Banner Health is the latest victim of a data breach, announcing on its website “cyber attackers may have gained unauthorized access to information stored on a limited number of Banner Health computer servers as well as the computer systems that process payment card data at certain Banner Health food and beverage outlets.” The attack was initiated on June 17, 2016, and Banner Health has launched an investigation into the incident.
On August 3, Banner Health announced it was mailing letters to approximately 3.7 million individuals who were potentially affected by the breach. The breach was discovered on July 7, and the investigation has revealed the attack did not affect payment card transactions for medical services. However, the affected information includes patient information, health plan member and beneficiary information, and information about physician and healthcare providers including names, birthdates, addresses, physician names, dates of service, claims information, and possibly health insurance information and social security numbers.
Now, a Glendale, AZ doctor has filed a class-action lawsuit against Banner Health, accusing Banner of negligence in allowing the breach to occur.
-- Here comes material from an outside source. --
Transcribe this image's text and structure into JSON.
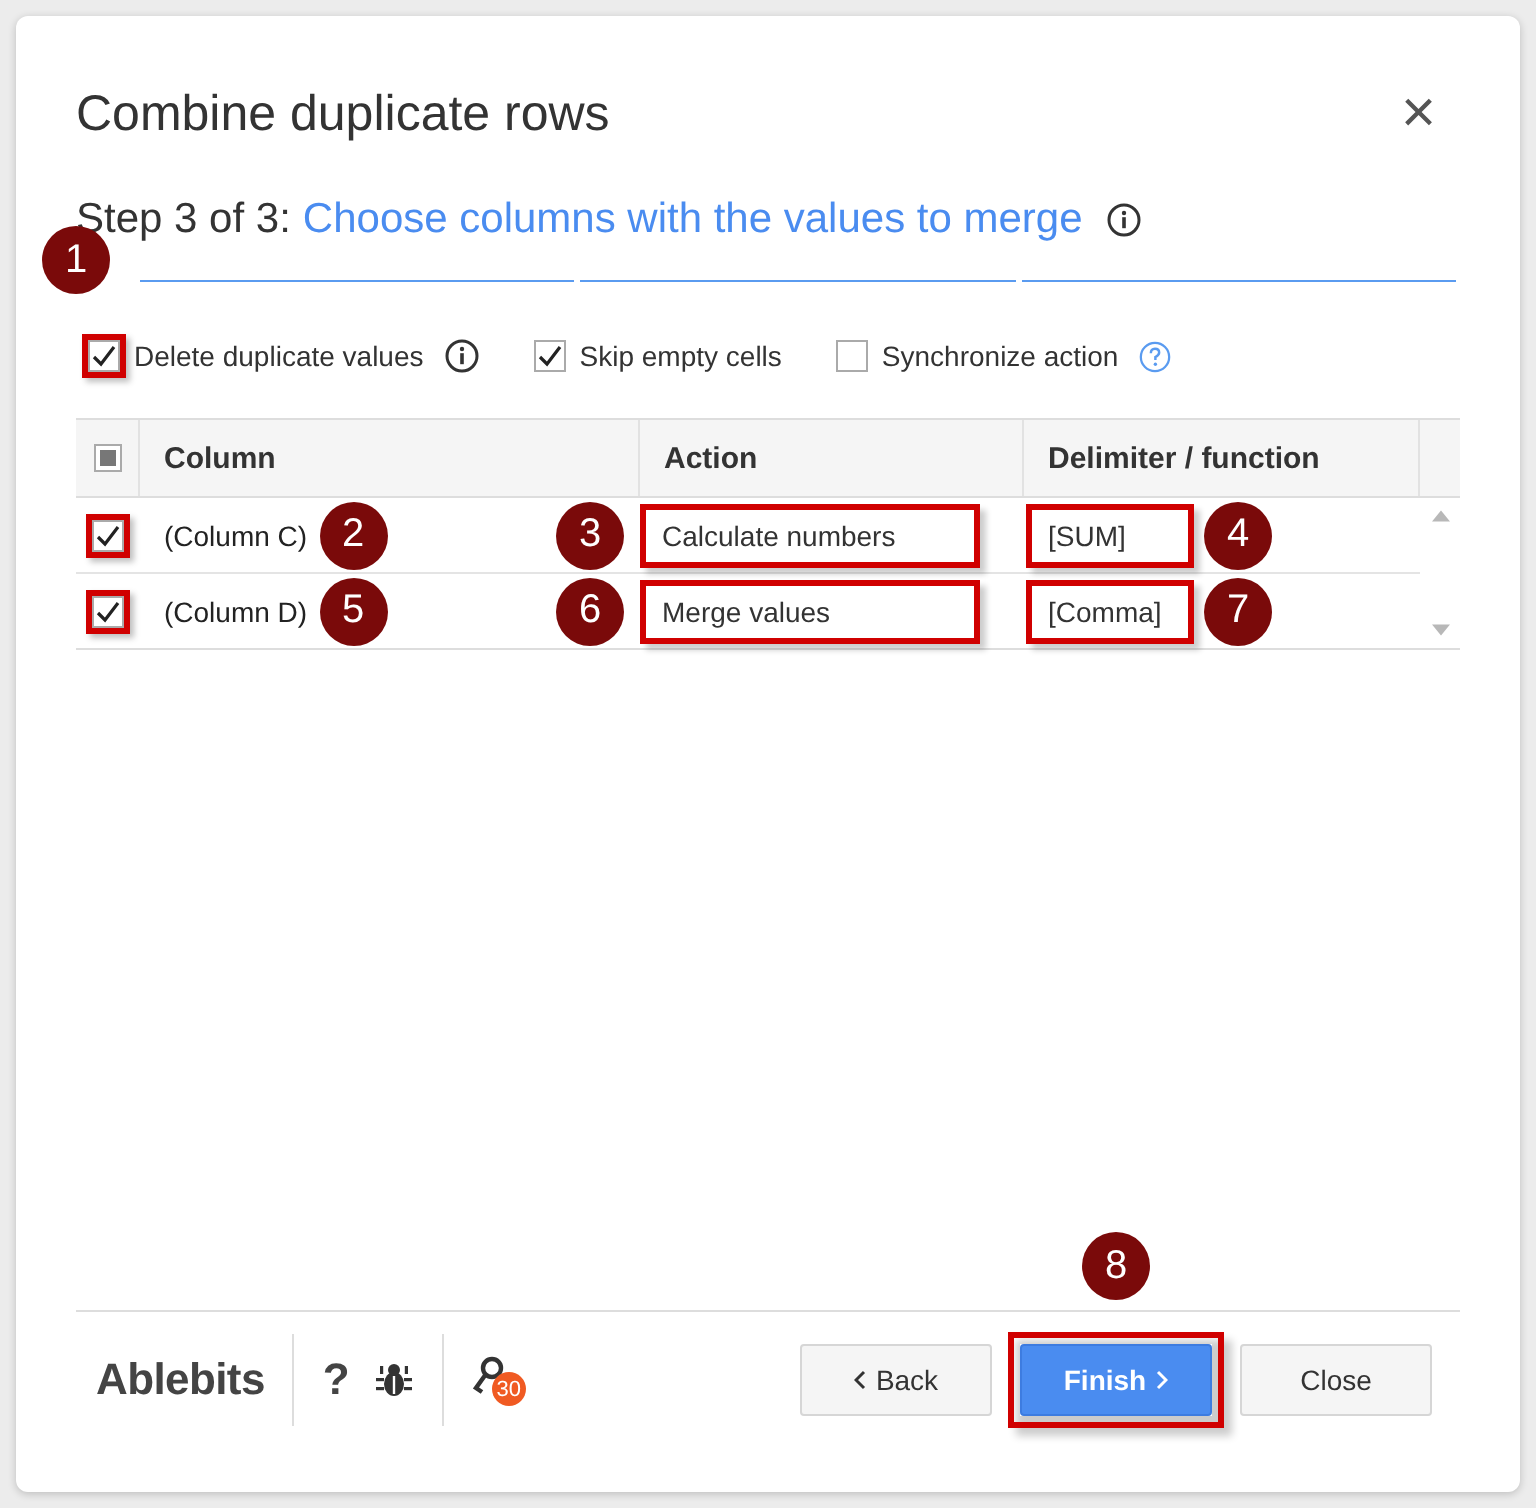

The lawsuit also argues credit monitoring offered by the healthcare provider was inadequate compensation for those affected by the event, according to AZ Central.
“Banner's negligence affected millions of people,” Rob Carey, the filing attorney, was quoted as saying y Becker's Hospital Review. “It's not enough to offer a skimpy 'fix' — the law requires Banner remedy the serious risks it created for its stakeholders.”
The notification came more than a month after the breach occurred, and the lawsuit represents Banner Health employees and patients who were affected. The lawsuit alleges negligence on Banner's part due to “insufficient” data security policies and failing to prevent the hack.
“Personal and financial information is a valuable commodity,” states the lawsuit. “A ‘cyber black-market’ exists in which criminals openly post stolen credit card numbers, Social Security numbers and other personal information on a number of Internet websites.”
Cyber criminals are patient, sometimes waiting years after a hack for protection services to expire and victims to lower their guard, the lawsuit asserts. It also argued credit monitoring would not prevent access to medical or insurance records.
“The ongoing exposure of confidential consumer and business information through data security breaches fuels a thriving internet black market in which sensitive information is traded, sold and re-sold on a daily basis through online black market websites, secret chatrooms and underground forums,” according to the lawsuit.